Listen, if you're talking about the privacy of your public information, and you're threatened by search engines, you are relying on security through obscurity. At least the people here on slashdot should recognize the follow of that.
"Opt out" (Score:5, Insightful)
Yes, I know, "Don't post data about yourself online!" That is not really the answer when most people think that Facebook is the way to be social. I do not have a Facebook profile, and I stay off of other social networking websites too; I am not going to pretend for a moment, though, that I am even close to representative of the norm. It is easy to make fun of all those "fools" out there who are undermining their own privacy, but in the end, that is not going to solve the problem, and eventually even people who want to have privacy will find that it is not possible to do so.
Re:It's not privacy, it's obscurity (Score:5, Insightful)
looks like the same crap as Pipl (Score:3, Insightful)
nothing more than what anyone can find about someone else online. one time a contractor ripped off my inlaws for $15000 and it took my wife and I 3-4 hours to find his home, phone number, the fact that everything was in his wife's name, etc. cost $40 or so.
Opt-IN should ALWAYS be the default (Score:4, Insightful)
What are the consequences to opting out? (Score:4, Insightful)
Banks, insurance companies, etc may end up using this kind of data to inform their risk management decisions. Eventually, that may mean that if they don't have this kind of data, you are risky by default. Look at what's happened with the credit bureaus. Technically they are opt out. But if you actually opt out, you put yourself at such a tremendous disadvantage that you can't really do it. You are forced to let these people have all sorts of detailed personal information, if you just want to live your life.

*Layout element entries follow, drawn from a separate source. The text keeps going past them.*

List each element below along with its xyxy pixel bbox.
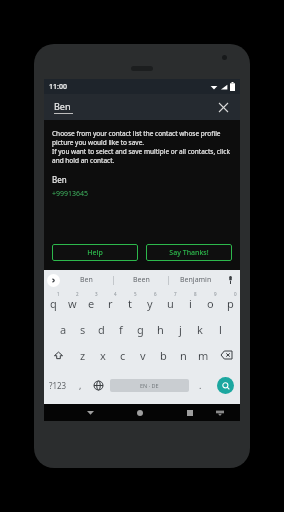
staticText: b [160, 348, 167, 363]
staticText: Benjamin [180, 275, 212, 285]
button[interactable]: Been [114, 270, 168, 290]
button[interactable]: f [111, 316, 130, 342]
staticText: 5 [134, 291, 137, 297]
staticText: Ben [52, 174, 67, 185]
button[interactable]: v [133, 342, 153, 368]
button[interactable]: d [92, 316, 111, 342]
button[interactable]: l [210, 316, 230, 342]
staticText: l [219, 322, 222, 337]
staticText: f [119, 322, 123, 337]
button[interactable]: i [180, 290, 200, 316]
staticText: 3 [95, 291, 98, 297]
staticText: 7 [174, 291, 177, 297]
staticText: Choose from your contact list the contac… [52, 129, 232, 147]
staticText: a [60, 322, 67, 337]
staticText: EN · DE [140, 382, 159, 389]
button[interactable]: c [113, 342, 133, 368]
staticText: t [128, 296, 132, 311]
button[interactable]: Voice input [223, 270, 237, 290]
button[interactable]: k [190, 316, 210, 342]
button[interactable]: u [160, 290, 180, 316]
button[interactable]: Keyboard settings [207, 404, 232, 421]
button[interactable]: x [93, 342, 113, 368]
button[interactable]: h [150, 316, 170, 342]
staticText: Ben [80, 275, 93, 285]
button[interactable]: q [44, 290, 63, 316]
staticText: 0 [234, 291, 237, 297]
button[interactable]: m [193, 342, 213, 368]
staticText: j [179, 322, 182, 337]
button[interactable]: p [220, 290, 240, 316]
button[interactable]: ?123 [44, 368, 72, 402]
staticText: 4 [114, 291, 117, 297]
button[interactable]: g [130, 316, 150, 342]
staticText: q [50, 296, 57, 311]
button[interactable]: b [153, 342, 173, 368]
staticText: 6 [154, 291, 157, 297]
button[interactable]: Ben [54, 100, 73, 114]
staticText: h [157, 322, 164, 337]
staticText: p [227, 296, 234, 311]
button[interactable]: y [140, 290, 160, 316]
button[interactable]: Back [76, 404, 104, 421]
button[interactable]: Search [217, 377, 234, 394]
staticText: 2 [76, 291, 79, 297]
staticText: +99913645 [52, 189, 89, 199]
button[interactable]: Recent apps [176, 404, 204, 421]
button[interactable]: Say Thanks! [146, 244, 232, 261]
button[interactable]: Home [126, 404, 154, 421]
staticText: If you want to select and save multiple … [52, 147, 232, 165]
staticText: x [100, 348, 106, 363]
staticText: g [137, 322, 144, 337]
button[interactable]: EN · DE [110, 379, 189, 392]
button[interactable]: Help [52, 244, 138, 261]
staticText: s [80, 322, 86, 337]
button[interactable]: r [101, 290, 120, 316]
button[interactable]: Backspace [213, 342, 240, 368]
staticText: 11:00 [49, 82, 67, 92]
staticText: 1 [57, 291, 60, 297]
staticText: , [79, 379, 82, 391]
staticText: e [88, 296, 95, 311]
staticText: u [167, 296, 174, 311]
staticText: v [140, 348, 146, 363]
staticText: k [197, 322, 203, 337]
staticText: Been [133, 275, 150, 285]
button[interactable]: j [170, 316, 190, 342]
button[interactable]: More suggestions [47, 274, 60, 287]
button[interactable]: e [82, 290, 101, 316]
staticText: i [189, 296, 192, 311]
staticText: n [180, 348, 187, 363]
button[interactable]: s [73, 316, 92, 342]
button[interactable]: Emoji [72, 368, 89, 402]
staticText: ?123 [49, 380, 67, 391]
staticText: r [108, 296, 113, 311]
staticText: . [199, 379, 202, 391]
staticText: y [147, 296, 153, 311]
staticText: Say Thanks! [169, 248, 209, 258]
staticText: z [80, 348, 86, 363]
button[interactable]: a [54, 316, 73, 342]
button[interactable]: Ben [52, 174, 232, 199]
button[interactable]: o [200, 290, 220, 316]
button[interactable]: Change language [89, 368, 108, 402]
staticText: Help [87, 248, 103, 258]
staticText: c [120, 348, 126, 363]
button[interactable]: Benjamin [169, 270, 223, 290]
button[interactable]: z [72, 342, 93, 368]
staticText: m [198, 348, 209, 363]
staticText: 8 [194, 291, 197, 297]
button[interactable]: Shift [44, 342, 72, 368]
button[interactable]: . [191, 368, 210, 402]
button[interactable]: Ben [60, 270, 113, 290]
staticText: d [98, 322, 105, 337]
button[interactable]: w [63, 290, 82, 316]
staticText: 9 [214, 291, 217, 297]
button[interactable]: n [173, 342, 193, 368]
staticText: Ben [54, 100, 71, 112]
staticText: o [207, 296, 214, 311]
button[interactable]: Clear search [214, 98, 232, 116]
button[interactable]: t [120, 290, 140, 316]
staticText: w [68, 296, 77, 311]
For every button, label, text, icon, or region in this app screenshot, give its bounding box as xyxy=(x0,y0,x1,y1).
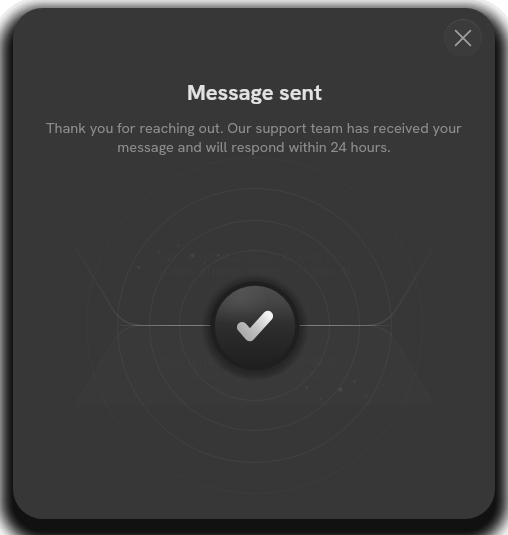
button[interactable]: Message delivered xyxy=(201,272,309,380)
button[interactable]: Close xyxy=(444,19,482,57)
staticText: Message sent xyxy=(187,78,322,107)
staticText: Thank you for reaching out. Our support … xyxy=(39,118,469,157)
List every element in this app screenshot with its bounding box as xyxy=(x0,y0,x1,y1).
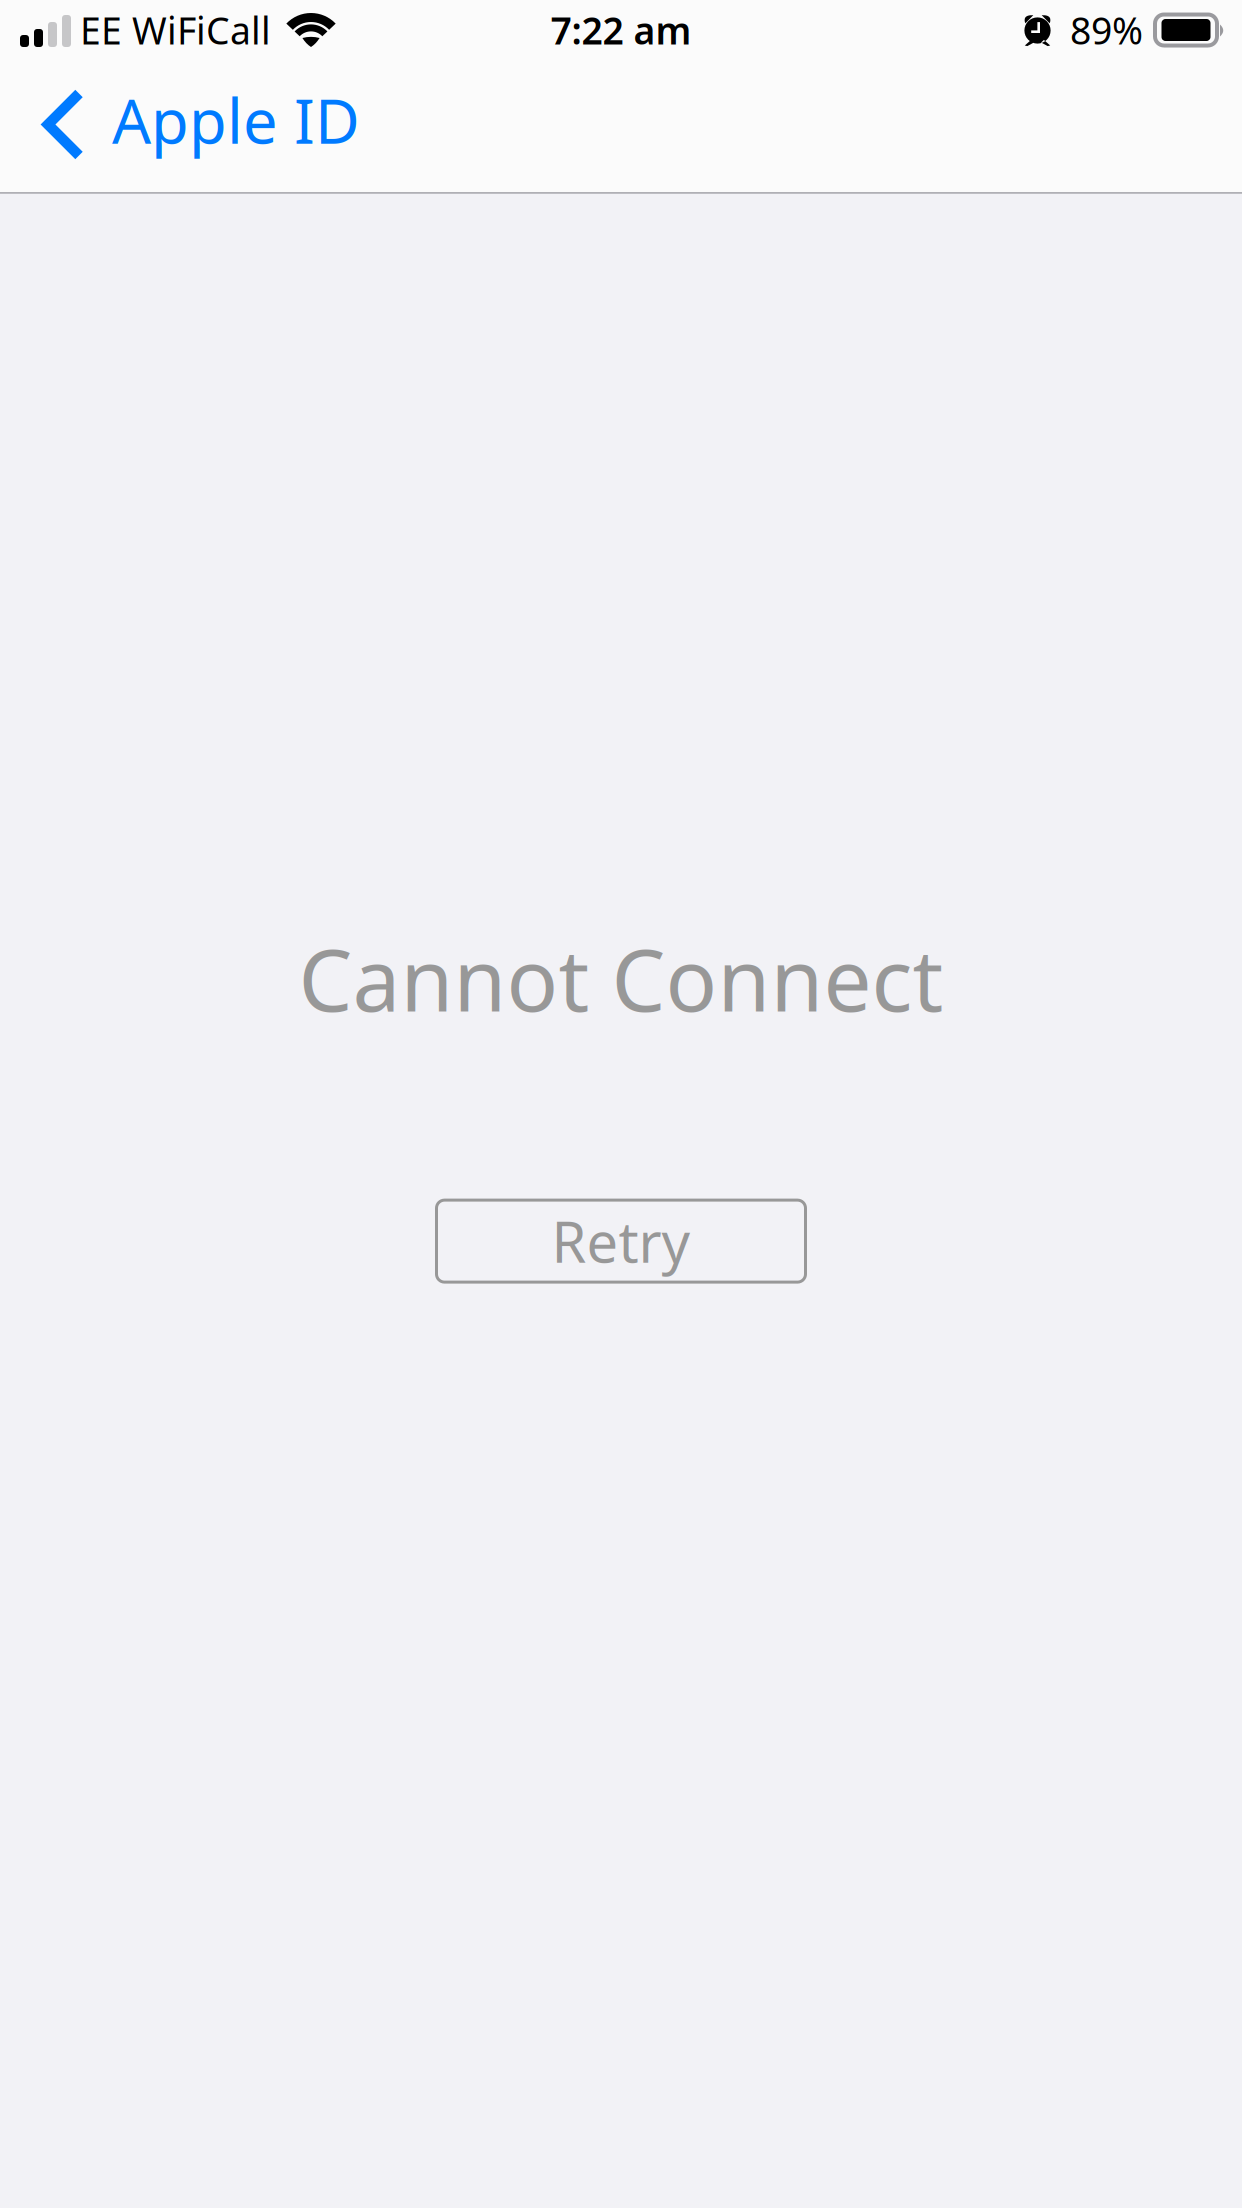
button[interactable]: Back to Apple ID xyxy=(0,61,388,191)
staticText: 89% xyxy=(1070,5,1143,55)
staticText: Retry xyxy=(552,1204,690,1278)
staticText: 7:22 am xyxy=(550,5,692,55)
staticText: Cannot Connect xyxy=(298,922,944,1035)
button[interactable]: Retry xyxy=(436,1200,806,1282)
staticText: Apple ID xyxy=(112,79,360,161)
staticText: EE WiFiCall xyxy=(80,5,271,55)
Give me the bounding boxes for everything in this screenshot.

Perhaps we need some sort of data mining fifth amendment, where refusing to provide information cannot be used against you. But that's wishful thinking. In reality, people who just want to be left alone are probably going to be better off not opting out, as that would draw more attention than just blending into the crowd.
Re:Opt-IN should ALWAYS be the default (Score:4, Insightful)
Re:if you want it to be private (Score:4, Insightful)
if you don't want it to get in a database, DON'T PUT IT ON THE FREAKING INTERNET
If only it were that simple. How do you stop other people from posting it on some website somewhere, potentially without your knowledge? What about all those people who use Facebook and think that their privacy settings are equivalent to not posting information online, or that what the post on Facebook is only accessible to people they "friend?" Just saying, "Well you posted it online so it is your own fault," is not really an answer to the question.
(For the record, I do not use any social networking websites, I do not blog, and so forth. I still have to deal with everyone around me who does, though.)
Public exposure (Score:5, Insightful)
If I flash my privates in house but have the curtains open and so anyone from the street can see, I cannot complain about people looking and might indeed be arrested myself.
If I do the same in a house seperated from the road by a high fence and you put a ladder on the street and use nightvision goggles to look at my dangler, YOU are going to be arrested.
What is privacy? Is it the absolute letter of the law OR does EXPECTATION of privacy come into play?
You can follow me night and day. BUT that is very expensive and so you don't. So my actions in public are private simply because logging them would be far to costly. So I have come to expect that my actions in public are not constantly logged. Should this now change just because it has become possible to log them all? Should it be legal to record my every movement just because total CCTV surveilance has become feasable?
I do NOT know the answer to this question. On the one hand, I think that if you misbehave in public you should not have the right to complain "but I didn't expect anyone to catch me, so I should be free" BUT I also think that private companies being able to trace everyone constantly would be a REALLY bad idea.
If I ask on a forum about a health issue, should my insurance company be able to use this? I think not. Sure, if I am breaking the law, making false claims. But to deny people access because they think they might have a probem? No, that is going way to far.
Privacy is about more then things being recorded, it is about the idea that NOT everyone should constantly want to check up on everyone else. Just because I wrote a poem to a girl does NOT mean it has to be recorded by every private company in the world and be sold to the highest bidder.
Re:It's not privacy, it's obscurity (Score:5, Insightful)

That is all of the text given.